To deal with that, the common targets implement an honor-system method of tracking the output of "the last build". Well-behaved targets emit their outputs into an item named @(FileWrites), which is serialized to $(CleanFile) in the obj directory (it ends with .FileListAbsolute.txt) in a target named _CleanRecordFileWrites. Clean can then read that list and delete files in it during a subsequent MSBuild invocation.

That is made more complicated by the possibility of incremental builds--builds that _would_ have written a file, but it was up to date, so _this build_ didn't do so. But you still want to delete those build outputs on Clean!

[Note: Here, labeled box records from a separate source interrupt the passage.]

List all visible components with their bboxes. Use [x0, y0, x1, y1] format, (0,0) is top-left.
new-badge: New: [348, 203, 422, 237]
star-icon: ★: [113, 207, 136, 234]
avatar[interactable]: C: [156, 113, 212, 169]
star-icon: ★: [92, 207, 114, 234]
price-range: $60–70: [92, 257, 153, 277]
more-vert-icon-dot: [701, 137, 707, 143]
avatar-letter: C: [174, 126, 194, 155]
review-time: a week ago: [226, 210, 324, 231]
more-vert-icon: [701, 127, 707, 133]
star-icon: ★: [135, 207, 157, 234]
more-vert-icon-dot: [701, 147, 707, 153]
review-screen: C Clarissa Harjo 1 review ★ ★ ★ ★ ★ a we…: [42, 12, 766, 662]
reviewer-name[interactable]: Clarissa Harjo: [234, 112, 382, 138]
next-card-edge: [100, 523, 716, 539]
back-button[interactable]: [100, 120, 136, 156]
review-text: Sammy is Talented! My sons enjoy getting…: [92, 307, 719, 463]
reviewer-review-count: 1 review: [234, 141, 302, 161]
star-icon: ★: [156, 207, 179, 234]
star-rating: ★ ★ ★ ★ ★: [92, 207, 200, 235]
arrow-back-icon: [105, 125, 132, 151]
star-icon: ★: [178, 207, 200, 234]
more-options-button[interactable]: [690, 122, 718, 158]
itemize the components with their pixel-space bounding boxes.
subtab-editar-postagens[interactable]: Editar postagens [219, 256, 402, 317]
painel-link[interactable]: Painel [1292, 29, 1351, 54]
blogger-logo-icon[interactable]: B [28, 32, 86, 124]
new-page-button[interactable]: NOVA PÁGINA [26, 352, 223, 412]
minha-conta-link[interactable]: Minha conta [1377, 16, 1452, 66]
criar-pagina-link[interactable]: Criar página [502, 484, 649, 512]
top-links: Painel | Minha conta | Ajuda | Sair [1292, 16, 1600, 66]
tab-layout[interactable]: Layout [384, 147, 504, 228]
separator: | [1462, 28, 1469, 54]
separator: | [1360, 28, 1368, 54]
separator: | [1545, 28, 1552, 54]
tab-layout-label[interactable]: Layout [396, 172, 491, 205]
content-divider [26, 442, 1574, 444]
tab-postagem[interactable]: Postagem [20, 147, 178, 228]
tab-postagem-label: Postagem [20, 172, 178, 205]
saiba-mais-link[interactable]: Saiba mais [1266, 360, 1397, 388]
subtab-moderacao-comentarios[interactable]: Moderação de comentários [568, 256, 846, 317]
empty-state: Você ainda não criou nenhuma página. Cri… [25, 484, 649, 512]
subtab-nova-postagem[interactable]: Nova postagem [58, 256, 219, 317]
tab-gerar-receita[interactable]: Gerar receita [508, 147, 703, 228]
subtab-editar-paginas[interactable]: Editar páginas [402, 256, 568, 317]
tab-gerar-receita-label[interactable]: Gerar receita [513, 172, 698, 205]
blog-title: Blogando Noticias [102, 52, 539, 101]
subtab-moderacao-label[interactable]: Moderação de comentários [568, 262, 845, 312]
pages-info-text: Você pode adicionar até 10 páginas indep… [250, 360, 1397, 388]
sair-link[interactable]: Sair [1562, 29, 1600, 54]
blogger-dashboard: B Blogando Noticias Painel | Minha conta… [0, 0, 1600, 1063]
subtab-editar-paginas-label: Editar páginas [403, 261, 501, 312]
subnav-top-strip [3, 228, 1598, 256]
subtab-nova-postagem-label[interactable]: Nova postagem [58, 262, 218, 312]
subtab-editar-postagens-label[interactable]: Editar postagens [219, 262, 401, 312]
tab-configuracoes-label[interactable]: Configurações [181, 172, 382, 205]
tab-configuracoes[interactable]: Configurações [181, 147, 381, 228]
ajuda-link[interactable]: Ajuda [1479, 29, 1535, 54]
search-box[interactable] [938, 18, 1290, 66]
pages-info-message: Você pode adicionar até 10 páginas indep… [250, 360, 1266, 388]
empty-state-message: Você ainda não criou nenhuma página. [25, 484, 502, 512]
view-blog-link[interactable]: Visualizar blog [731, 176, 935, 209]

So there's logic in common targets to preserve the list of files that were written last time, unless they really shouldn't be present any more (because you changed something). That's the AndPrior part of _CleanGetCurrentAndPriorFileWrites.

The next complicating factor is the possibility that multiple projects might be built to the same output directory. In that case, cleaning a single project should _not_ delete the outputs of other projects. But it would, because some references get copied to the output folder. To account for this, there's a second item group @(FileWritesShareable). That list is treated specially: only items from it that are believed to be unique to this project are written to the $(CleanFile) for later deletion.

The Roslyn problem at hand

I captured logs of the builds you described and looked through them to figure out what the problem was.

The files that don't get deleted are added to @(FileWritesShareable) in the Build invocation, but don't get serialized to $(CleanFile). That's because the heuristic used for "this 'Shareable' output is unique to this project" is "output is under the project file's directory".

That's not a very good heuristic, as evidenced by your case. I bet we can do better--I filed #2410--but we probably can't do so in an update.

Possible workarounds

  • Go with the flow and don't use a dedicated output folder (yes, this is worse in many ways)
  • Patch up the @(FileWrites) list with a custom target, since you know it's safe to include @(FileWritesShareable). Untested:
<Target Name="EnsureDeletionOfCopiedReferences"
        BeforeTargets="_CleanRecordFileWrites"
        DependsOnTargets="_CleanGetCurrentAndPriorFileWrites">
  <!-- Work around https://github.com/Microsoft/msbuild/issues/2410 -->
  <ItemGroup>
    <_PreviousCurrentFileWrites Include="@(_CleanCurrentFileWrites)" />
    <_CleanCurrentFileWrites Remove="@(_CleanCurrentFileWrites)" />
  </ItemGroup>
  <!-- Remove duplicates from files produced in this build. -->
  <RemoveDuplicates Inputs="@(_PreviousCurrentFileWrites);@(FileWritesShareable)" >
    <Output TaskParameter="Filtered" ItemName="_CleanCurrentFileWrites"/>
  </RemoveDuplicates>
</Target>

Okay ... that pretty much destroyed my mental model 馃槃

Thanks for the detailed explanation here. Really helps.

@rainersigwald is there a way to remove the empty folder? I realize clean can remove the files. But it will not remove the folder, so there are many empty folders left.